We did like chrysalis although i would say that it is a bit too stylish and doesn't have enough story. Bathroom fight scene is excellent although no has death by towel, which is my current favourite for dispatching an enemy.

Ross Boyask said...

need to see chrysalis and dante 01. LOVE Switchblade Romance and I've got Them and Eden Lake (which is supposed to be amazing and a British film at that) but need to watch both of them.

Richard Hawes said...

Dante O1 is very cool if a little pretentious. Especially the end. Impressively short though.

The French really are making some cool genre movies these days and I also recommend:

Vidoq
Atomik Circus
Samorais (quirky and worth a look)
The Great Challenge (Sons of the Wind)
OSS 117: Cario - Nest of Spies

Chris Regan said...

Cool, I'll look out for those.

Anonymous said...

I must admit I wouldn't describe any of the French films mentioned as 'slasher films' although I agree that all of them are well produced and take their subject matter seriously, which makes them work much better than most of the horror slush saturating the market at the moment.
Films like Mario Bava's 'Bay of Blood' and Bob Clark's 'Black Christmas' really set the 'slasher' template way before John Carpenter's seminal flick came along, and I don't really see those French films sticking to that format - which to my mind makes them stronger films.
Anyway, while we're on the subject of recommending films I'd certainly suggest you take a look at 'Eden Lake', which got a round of applause at Cannes, and 'Martyrs' which I saw at the Abertoir film festival and felt like someone had just smacked me in the head with a crowbar and left me for dead - it's that powerful! And thought provoking, which is what the best horror films are...

Chris Regan said...

Yeah, that's why I tried to play it safe by saying insert your own favourites here because I think everyone has their own reference point for the origin of the slasher genre. I like Black Christmas a lot, but I think as much as it may be an innovator (after Psycho) in a way it's the first throwaway slasher - there's no real depth to that film. Same with Bay of Blood - I can't even say I enjoyed that film to be honest.

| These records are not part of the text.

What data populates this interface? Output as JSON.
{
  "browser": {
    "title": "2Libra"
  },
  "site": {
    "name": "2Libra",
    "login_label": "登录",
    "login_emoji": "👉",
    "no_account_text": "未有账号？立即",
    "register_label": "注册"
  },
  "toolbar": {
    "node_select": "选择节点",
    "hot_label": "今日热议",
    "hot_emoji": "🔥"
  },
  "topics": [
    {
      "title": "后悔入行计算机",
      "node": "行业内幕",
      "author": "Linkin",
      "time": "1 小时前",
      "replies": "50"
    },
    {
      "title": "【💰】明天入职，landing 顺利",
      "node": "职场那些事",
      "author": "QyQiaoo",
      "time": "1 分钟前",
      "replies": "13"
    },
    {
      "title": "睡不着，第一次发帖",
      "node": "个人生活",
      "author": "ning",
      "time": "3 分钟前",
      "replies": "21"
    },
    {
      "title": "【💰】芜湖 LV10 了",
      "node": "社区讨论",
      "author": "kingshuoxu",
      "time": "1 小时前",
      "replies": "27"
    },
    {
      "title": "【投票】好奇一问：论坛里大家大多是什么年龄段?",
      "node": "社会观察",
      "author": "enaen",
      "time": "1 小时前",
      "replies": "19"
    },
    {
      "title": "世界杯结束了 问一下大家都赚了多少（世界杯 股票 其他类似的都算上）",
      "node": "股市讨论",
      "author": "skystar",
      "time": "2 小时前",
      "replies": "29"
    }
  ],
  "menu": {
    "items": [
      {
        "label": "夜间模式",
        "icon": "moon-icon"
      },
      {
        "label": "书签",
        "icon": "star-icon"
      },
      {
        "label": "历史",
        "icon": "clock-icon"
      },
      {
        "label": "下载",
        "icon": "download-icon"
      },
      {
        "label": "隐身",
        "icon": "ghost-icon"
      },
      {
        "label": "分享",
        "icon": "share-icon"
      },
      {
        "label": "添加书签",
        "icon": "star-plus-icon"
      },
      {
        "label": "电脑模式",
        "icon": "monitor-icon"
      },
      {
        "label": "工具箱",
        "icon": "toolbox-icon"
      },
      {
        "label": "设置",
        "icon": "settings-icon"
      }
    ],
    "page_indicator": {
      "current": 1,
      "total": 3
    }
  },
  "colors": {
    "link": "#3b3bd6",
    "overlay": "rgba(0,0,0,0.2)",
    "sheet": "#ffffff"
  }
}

I think Halloween and Chainsaw had so much more going on, which I guess is why I'm drawing the comparison with the French films as I see them as reclaiming some of the intelligence that I think the genre started out with.

I'm looking forward to seeing Eden Lake and almost considered delaying posting this until I'd seen Martyrs as I know it's very much part of the new wave - I may have to import that one if it ends up as elusive as Inside.